The short note is that Code is hard to read! The amount of math and abstract thinking required to read through the most elegant of programs is taken for granted by many programmers. This is why there are reams of good advice and tools available to help us produce readable code. The points above should be very easy for any professional programmer to address, but the fifth point I left out is:
- Solution design. The most common problem - "I see what's happening here but it could be done better".
This addresses the "art" factor in programming. The mind thinks a certain way and some solutions will just sit better than others. Not because of any technical or optimisation reason, it will just "read better". As a programmer you should strive to produce a solution that addresses all of these 5 points.

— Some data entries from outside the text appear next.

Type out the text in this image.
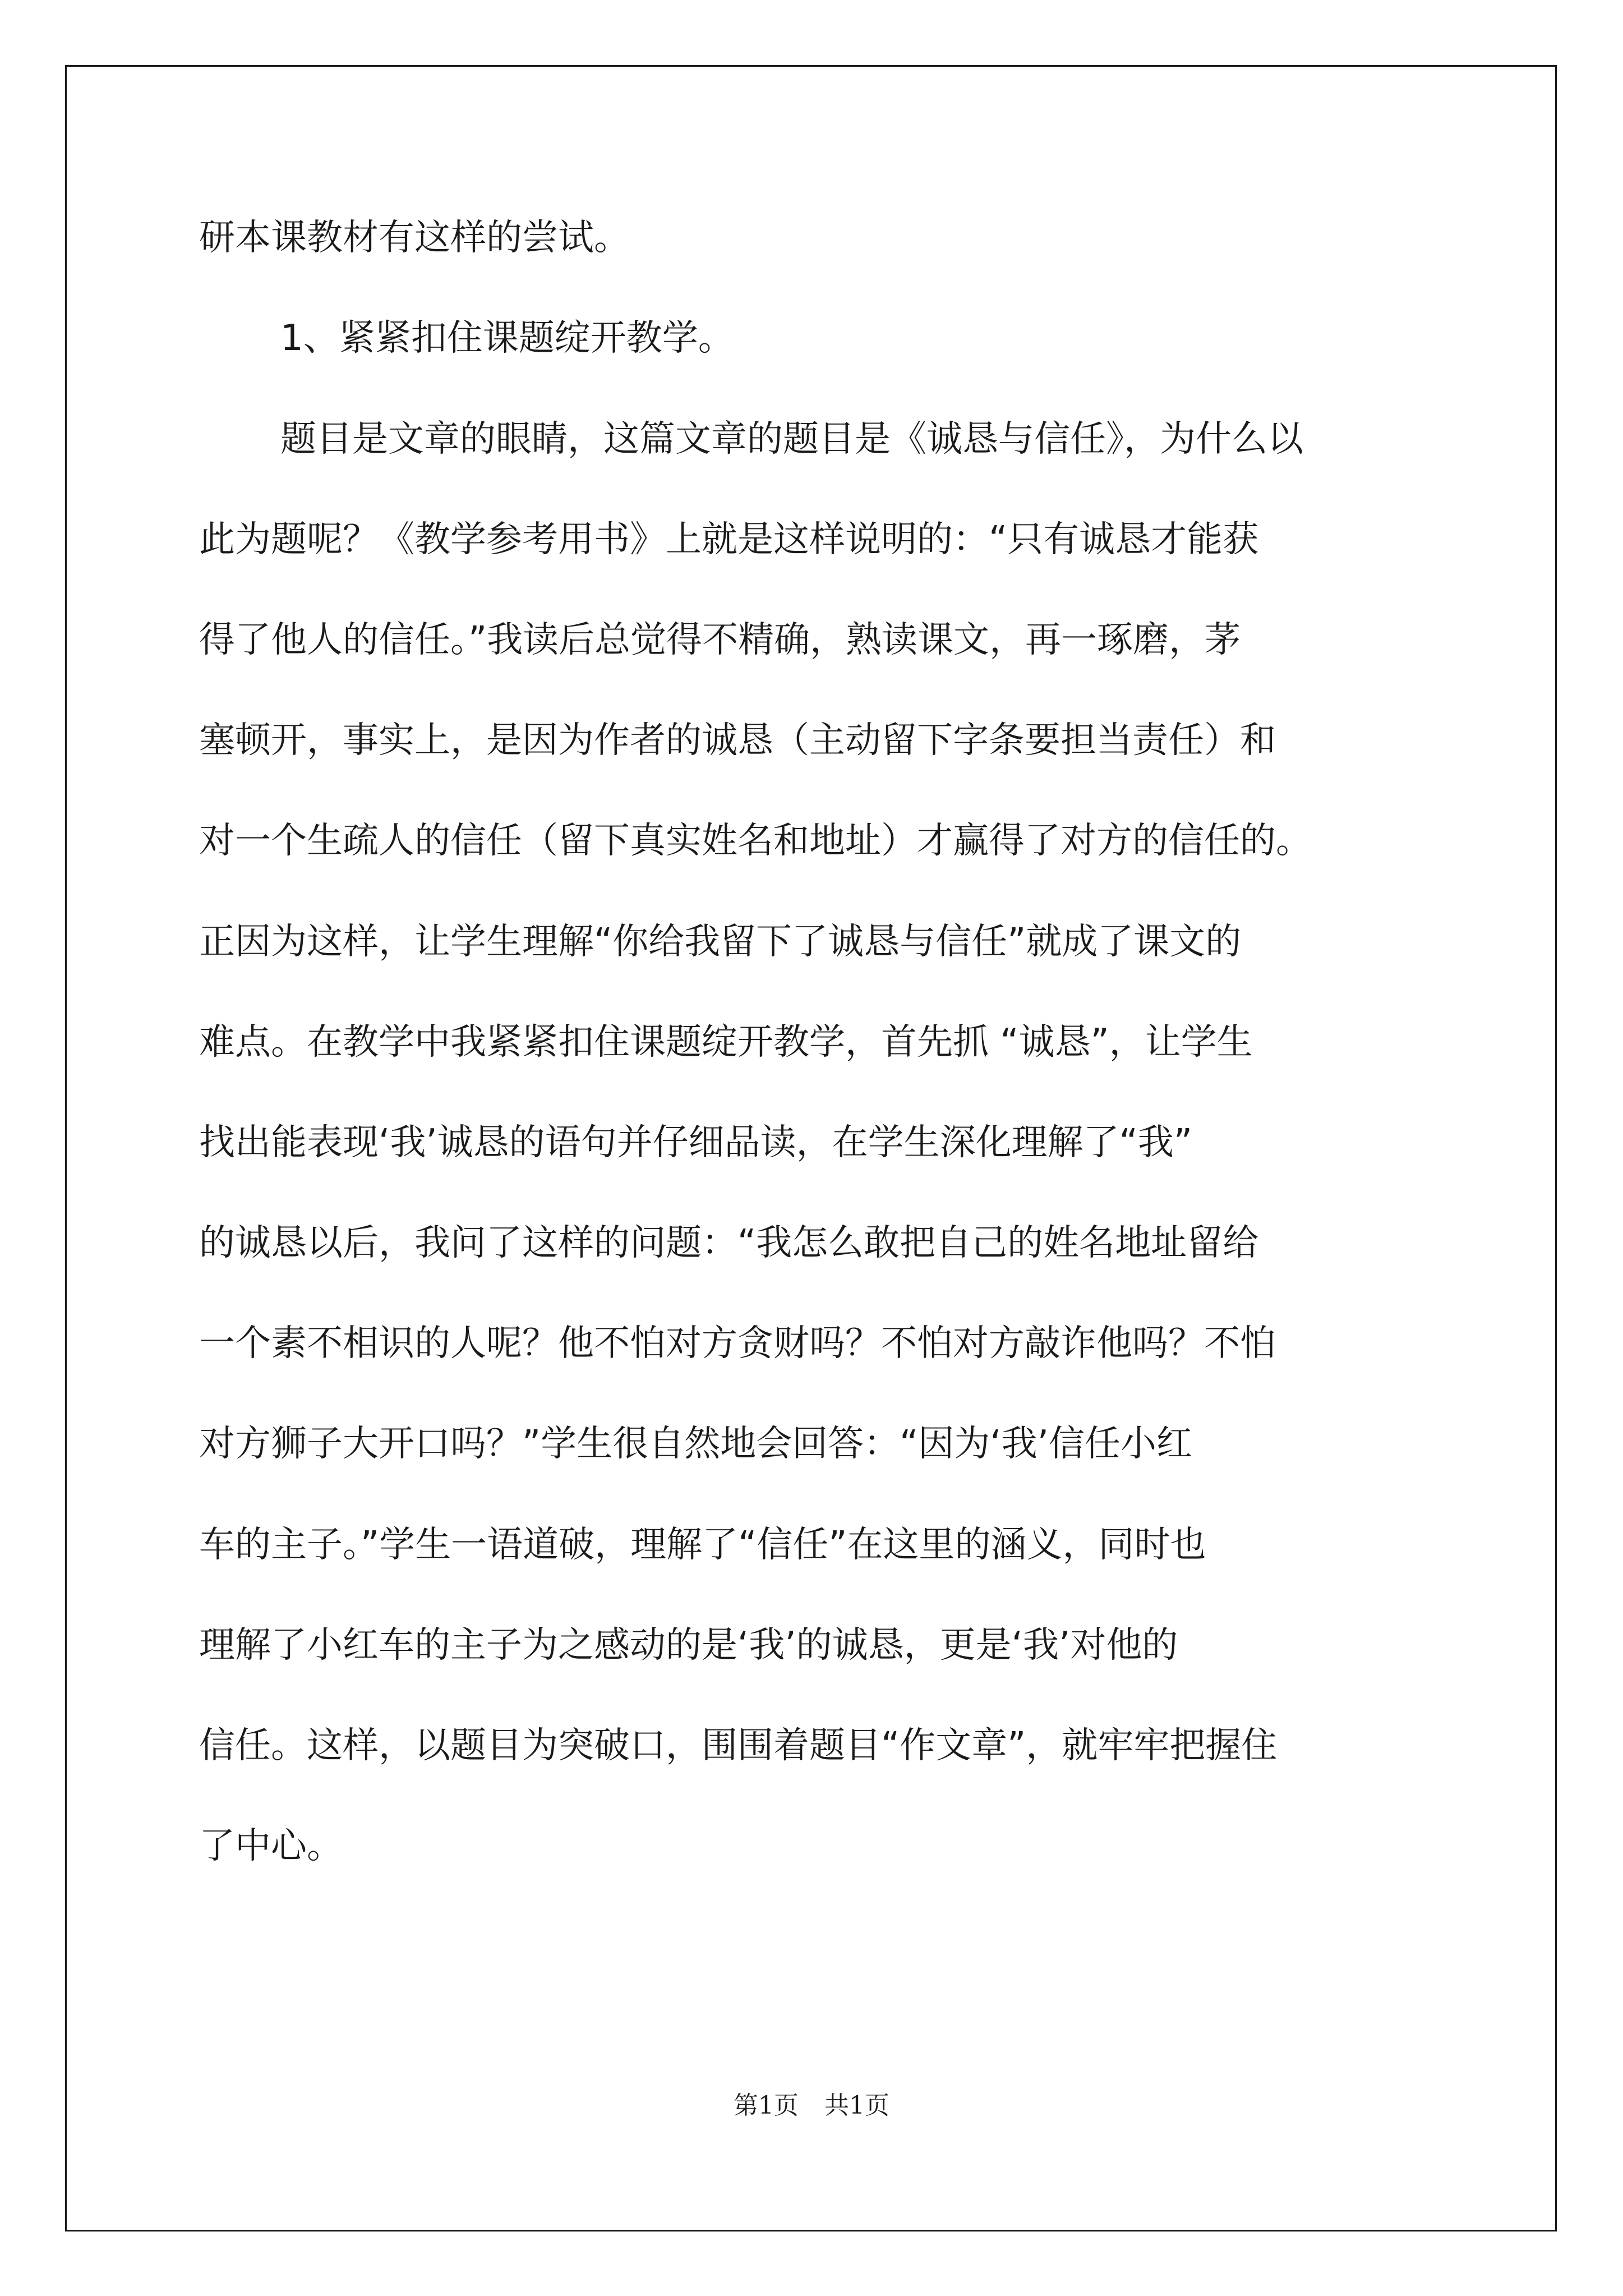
研本课教材有这样的尝试。

1、紧紧扣住课题绽开教学。

题目是文章的眼睛，这篇文章的题目是《诚恳与信任》，为什么以

此为题呢？《教学参考用书》上就是这样说明的：“只有诚恳才能获

得了他人的信任。”我读后总觉得不精确，熟读课文，再一琢磨，茅

塞顿开，事实上，是因为作者的诚恳（主动留下字条要担当责任）和

对一个生疏人的信任（留下真实姓名和地址）才赢得了对方的信任的。

正因为这样，让学生理解“你给我留下了诚恳与信任”就成了课文的

难点。在教学中我紧紧扣住课题绽开教学，首先抓 “诚恳”，让学生

找出能表现‘我’诚恳的语句并仔细品读，在学生深化理解了“我”

的诚恳以后，我问了这样的问题：“我怎么敢把自己的姓名地址留给

一个素不相识的人呢？他不怕对方贪财吗？不怕对方敲诈他吗？不怕

对方狮子大开口吗？”学生很自然地会回答：“因为‘我’信任小红

车的主子。”学生一语道破，理解了“信任”在这里的涵义，同时也

理解了小红车的主子为之感动的是‘我’的诚恳，更是‘我’对他的

信任。这样，以题目为突破口，围围着题目“作文章”，就牢牢把握住

了中心。

第1页 共1页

A good piece of advice is to have someone else glance at your solution or come back to it a day later and see if you "get it" first time. This is common advice but very powerful. If you find yourself thinking "what does that method/variable do again" - refactor! Another good litmus test is to have a developer working in a different language read your code. It's a great test of quality to read some code implemented in a different language to what you are currently working on and see if you "get it" straight away. Most scripting languages excel at this. If you are working on Java you can glance at well-written Ruby/bash/DSL and pick it up immediately.
As a rule of thumb, programmers must consider these five factors when coding. Implementation language and Solution design are the most challenging. You have to find the correct language for the job - no one language is the golden hammer. Sometimes creating your own Domain Specific Language (DSL) can vastly improve a solution. There are many factors for Solution design, but many good concepts and principles have been around for many years in Computer Science, regardless of language. Uncle Bob's Clean Code is a great place to start.
All code is hard to read, you must be professional and take the time to ensure your solution has flow and reads as well as you can make it. So do the research (metrics!) to back up your assumptions, unit test by method and question dependencies - a simple, readable implementation is head and shoulders above a clever-but-confusing, "look at me" implementation.